帯にもある通り「不思議な、あやしい、ありそうにない、
しかしどこか、あなたの近くで起こっているかもしれない」5つの奇譚が
収められた短編集。
第一編の「偶然の旅人」。
偶然とは言い難い幾分か神懸かった出来事について書かれている。
自身は、最近、本著者(村上春樹)関連でそんなことがあったので
尚更興味深かった。
ある作品の登場人物の条件がとある実在人物と良く似通っていたので
何となくその氏をイメージして読んでいたら、何とその氏と前日に食事した際
オーダーしたメニューと全く同じモノが その小説の中でその登場人物に
よって食されている!というもの。
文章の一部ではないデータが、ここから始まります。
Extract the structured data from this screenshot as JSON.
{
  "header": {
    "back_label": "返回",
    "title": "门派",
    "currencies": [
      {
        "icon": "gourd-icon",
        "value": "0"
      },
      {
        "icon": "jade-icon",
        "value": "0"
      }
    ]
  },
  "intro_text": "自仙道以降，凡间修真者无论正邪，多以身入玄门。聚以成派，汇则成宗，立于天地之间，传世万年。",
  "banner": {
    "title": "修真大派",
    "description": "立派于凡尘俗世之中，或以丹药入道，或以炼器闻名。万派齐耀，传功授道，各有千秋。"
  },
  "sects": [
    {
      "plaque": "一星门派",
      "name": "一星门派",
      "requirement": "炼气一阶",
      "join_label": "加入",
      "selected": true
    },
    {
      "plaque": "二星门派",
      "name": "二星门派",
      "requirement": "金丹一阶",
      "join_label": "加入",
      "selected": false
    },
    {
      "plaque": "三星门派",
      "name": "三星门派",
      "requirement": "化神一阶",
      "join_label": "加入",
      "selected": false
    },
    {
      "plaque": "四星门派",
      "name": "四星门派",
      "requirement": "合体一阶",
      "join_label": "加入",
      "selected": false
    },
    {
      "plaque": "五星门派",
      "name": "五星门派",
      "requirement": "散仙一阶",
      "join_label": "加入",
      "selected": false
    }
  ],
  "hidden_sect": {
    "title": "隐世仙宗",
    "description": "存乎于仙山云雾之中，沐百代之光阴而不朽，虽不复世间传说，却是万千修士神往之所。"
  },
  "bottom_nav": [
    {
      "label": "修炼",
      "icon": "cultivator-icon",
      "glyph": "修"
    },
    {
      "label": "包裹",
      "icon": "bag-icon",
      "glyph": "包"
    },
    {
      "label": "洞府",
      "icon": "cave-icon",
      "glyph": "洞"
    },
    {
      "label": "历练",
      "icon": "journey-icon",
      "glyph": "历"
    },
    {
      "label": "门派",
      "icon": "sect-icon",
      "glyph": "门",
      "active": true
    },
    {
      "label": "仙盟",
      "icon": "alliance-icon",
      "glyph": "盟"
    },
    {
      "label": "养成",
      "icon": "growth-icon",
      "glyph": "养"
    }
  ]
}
何だか偶然にしては出来すぎている。
(分かりにくくて申し訳なし、、、 一人で興奮している感ありですが、、)
結論としては、これは何なのか解き明かすことは出来ないけど、
人生ってそんな偶然か必然か分からないドラマ(出来事)の連続かな、
と感ずるところ。
「人生は小説のよう」、、、
それであれば 読み終わると 小説内の喜怒哀楽、すべてを大きく包み込む
たおやかな大海のような小説(=人生)でありたいと思う
少しカッコつけ過ぎですな、、
時差ボケということで勘弁を。
役員室午後三時
-
- 役員室午後三時
- 城山 三郎
記事更新が滞りがちなので、負けずに(?)いきます。
先日逝去した城山三郎氏著の経済小説。
モデルは1960年代後半の鐘紡。
キーワードは一族経営、労働組合、クーデター。
この3語によって連想される内容そのままに
なんとも重苦しい感じ(水面下の権力争い、ドロドロ、下剋上、といった
言葉が相応しいか、、) がオモシロイ。
当時の繊維業界の栄華 と 最近のカネボウの凋落振り
(再生機構下で再建中)を 背景で持っていると、
尚も興味深く読める。ということで、1975年初版であるが
このタイミングで読むほうがオススメなのでは、、(自己満足)。
この記事を書く際に知ったのだが
本書主人公の矢吹氏モデル(鐘紡 伊藤元社長)と「沈まぬ太陽」の
国見会長が同一人物だったのにはトリビア(←古い、、)的驚き。